Deep Brain Stimulation Solusi Terkini Bagi Penderita Parkinson
Di Indonesia, parkinson menyerang sekitar 1 dari 250 orang yang berusia di atas 40 tahun dan sekitar 1 dari 100 orang yang berusia di atas 65 tahun
TRIBUNNEWS.COM, JAKARTA - Penyakit parkinson’s merupakan penyakit degeneratif saraf dengan gejala yang paling sering dijumpai seperti tremor pada saat beristirahat di satu sisi badan, kesulitan memulai pergerakan, dan kekakuan otot.
Penyakit ini dapat menyerang siapa saja tanpa memandang ras, jenis kelamin, status sosial, maupun lokasi geografis.

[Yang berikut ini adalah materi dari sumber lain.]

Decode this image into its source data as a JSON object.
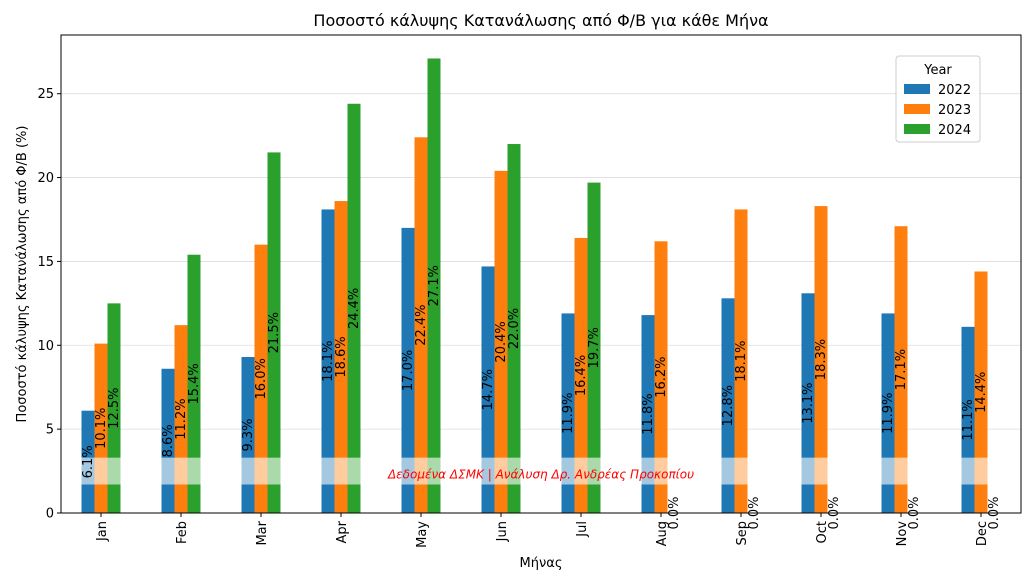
{
  "chart_data": {
    "type": "bar",
    "title": "Ποσοστό κάλυψης Κατανάλωσης από Φ/Β για κάθε Μήνα",
    "xlabel": "Μήνας",
    "ylabel": "Ποσοστό κάλυψης Κατανάλωσης από Φ/Β (%)",
    "categories": [
      "Jan",
      "Feb",
      "Mar",
      "Apr",
      "May",
      "Jun",
      "Jul",
      "Aug",
      "Sep",
      "Oct",
      "Nov",
      "Dec"
    ],
    "ylim": [
      0,
      28.5
    ],
    "yticks": [
      0,
      5,
      10,
      15,
      20,
      25
    ],
    "grid": true,
    "legend": {
      "title": "Year",
      "placement": "top-right"
    },
    "series": [
      {
        "name": "2022",
        "color": "#1f77b4",
        "values": [
          6.1,
          8.6,
          9.3,
          18.1,
          17.0,
          14.7,
          11.9,
          11.8,
          12.8,
          13.1,
          11.9,
          11.1
        ],
        "labels": [
          "6.1%",
          "8.6%",
          "9.3%",
          "18.1%",
          "17.0%",
          "14.7%",
          "11.9%",
          "11.8%",
          "12.8%",
          "13.1%",
          "11.9%",
          "11.1%"
        ]
      },
      {
        "name": "2023",
        "color": "#ff7f0e",
        "values": [
          10.1,
          11.2,
          16.0,
          18.6,
          22.4,
          20.4,
          16.4,
          16.2,
          18.1,
          18.3,
          17.1,
          14.4
        ],
        "labels": [
          "10.1%",
          "11.2%",
          "16.0%",
          "18.6%",
          "22.4%",
          "20.4%",
          "16.4%",
          "16.2%",
          "18.1%",
          "18.3%",
          "17.1%",
          "14.4%"
        ]
      },
      {
        "name": "2024",
        "color": "#2ca02c",
        "values": [
          12.5,
          15.4,
          21.5,
          24.4,
          27.1,
          22.0,
          19.7,
          0.0,
          0.0,
          0.0,
          0.0,
          0.0
        ],
        "labels": [
          "12.5%",
          "15.4%",
          "21.5%",
          "24.4%",
          "27.1%",
          "22.0%",
          "19.7%",
          "0.0%",
          "0.0%",
          "0.0%",
          "0.0%",
          "0.0%"
        ]
      }
    ],
    "annotation": {
      "text": "Δεδομένα ΔΣΜΚ | Ανάλυση Δρ. Ανδρέας Προκοπίου",
      "color": "#ff0000"
    }
  }
}
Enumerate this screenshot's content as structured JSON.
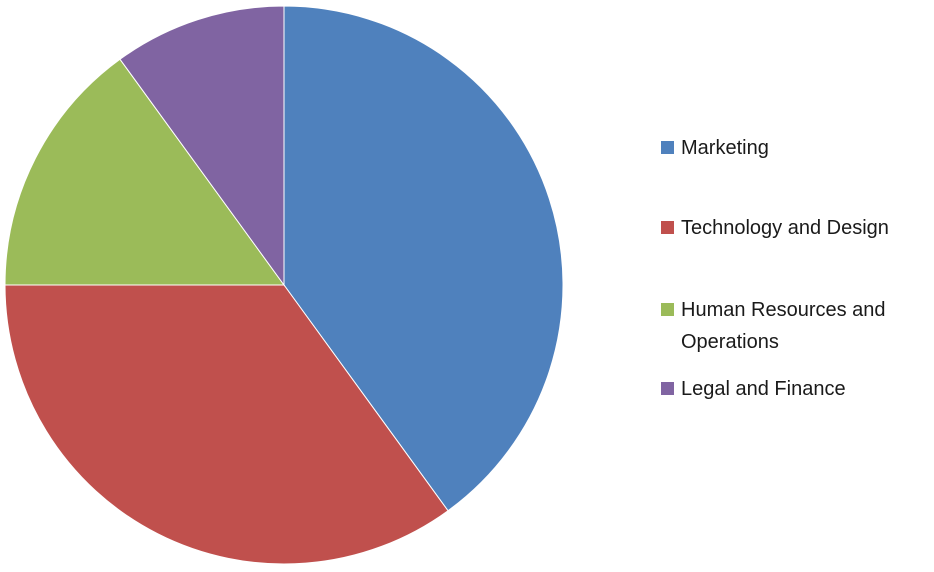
{
  "chart_data": {
    "type": "pie",
    "start_angle_deg": 0,
    "direction": "clockwise",
    "legend_position": "right",
    "slices": [
      {
        "label": "Marketing",
        "value": 40,
        "color": "#4F81BD"
      },
      {
        "label": "Technology and  Design",
        "value": 35,
        "color": "#C0504D"
      },
      {
        "label": "Human Resources and Operations",
        "value": 15,
        "color": "#9BBB59"
      },
      {
        "label": "Legal and Finance",
        "value": 10,
        "color": "#8064A2"
      }
    ]
  }
}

Menurut data Kementerian Kesehatan Republik Indonesia, penyakit parkinson’s menyerang sekitar 1 dari 250 orang yang berusia di atas 40 tahun dan sekitar 1 dari 100 orang yang berusia di atas 65 tahun.
“Tremor merupakan gerakan gemetar yang terjadi berulang kali dan tidak terkontrol pada satu atau lebih anggota tubuh," kata dr Frandy Susatia Sp.S, dokter spesialis saraf dari Parkinson’s & Movement Disorder Center Siloam Hospitals Kebon Jeruk.

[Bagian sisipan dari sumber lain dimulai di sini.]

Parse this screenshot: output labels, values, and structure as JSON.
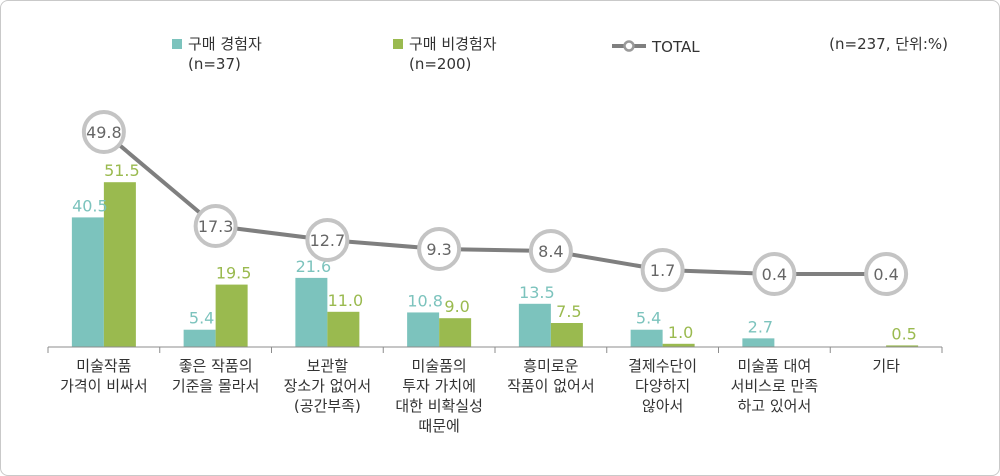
{
  "chart_data": {
    "type": "bar",
    "unit_note": "(n=237, 단위:%)",
    "categories": [
      [
        "미술작품",
        "가격이 비싸서"
      ],
      [
        "좋은 작품의",
        "기준을 몰라서"
      ],
      [
        "보관할",
        "장소가 없어서",
        "(공간부족)"
      ],
      [
        "미술품의",
        "투자 가치에",
        "대한 비확실성",
        "때문에"
      ],
      [
        "흥미로운",
        "작품이 없어서"
      ],
      [
        "결제수단이",
        "다양하지",
        "않아서"
      ],
      [
        "미술품 대여",
        "서비스로 만족",
        "하고 있어서"
      ],
      [
        "기타"
      ]
    ],
    "series": [
      {
        "name": "구매 경험자",
        "name_n": "(n=37)",
        "type": "bar",
        "color": "#7cc3bd",
        "values": [
          40.5,
          5.4,
          21.6,
          10.8,
          13.5,
          5.4,
          2.7,
          null
        ]
      },
      {
        "name": "구매 비경험자",
        "name_n": "(n=200)",
        "type": "bar",
        "color": "#9aba4f",
        "values": [
          51.5,
          19.5,
          11.0,
          9.0,
          7.5,
          1.0,
          null,
          0.5
        ]
      },
      {
        "name": "TOTAL",
        "type": "line",
        "color": "#7f7f7f",
        "values": [
          49.8,
          17.3,
          12.7,
          9.3,
          8.4,
          1.7,
          0.4,
          0.4
        ]
      }
    ],
    "bar_labels": {
      "s0": [
        "40.5",
        "5.4",
        "21.6",
        "10.8",
        "13.5",
        "5.4",
        "2.7",
        ""
      ],
      "s1": [
        "51.5",
        "19.5",
        "11.0",
        "9.0",
        "7.5",
        "1.0",
        "",
        "0.5"
      ],
      "total": [
        "49.8",
        "17.3",
        "12.7",
        "9.3",
        "8.4",
        "1.7",
        "0.4",
        "0.4"
      ]
    },
    "legend_position": "top",
    "grid": false
  }
}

Jenis tremor sangat beragam, salah satunya adalah essential tremor (ET) yang terjadi ketika anggota tubuh sedang bergerak (misalnya saat makan, minum, atau menulis) dan berkurang jika tubuh beristirahat.
ET adalah kebalikan dari tremor pada parkinson’s yang terjadi ketika anggota tubuh sedang beristirahat dan berkurang saat tubuh sedang bergerak,” jelas
Pengobatan tremor ditujukan untuk meringankan gejala dan memperbaiki kualitas hidup penderita.
Langkah pertama dilakukan dengan pemberian obat oral.
Setidaknya butuh dua atau tiga obat yang berbeda sebelum menemukan obat yang bekerja paling baik di tubuh pasien.
Jika obat oral gagal, solusi lainnya adalah menyuntikkan botulinum toxin (botox) ke dalam otot.
“Suntikan botox biasanya efektif pada pasien dengan tremor kepala dan suara,” tambah dr. Frandy Susatia, Sp.S.
Namun, jika obat-obatan sudah tidak efektif, maka perlu dilakukan tindakan operasi stimulasi otak dalam atau Deep Brain Stimulation (DBS).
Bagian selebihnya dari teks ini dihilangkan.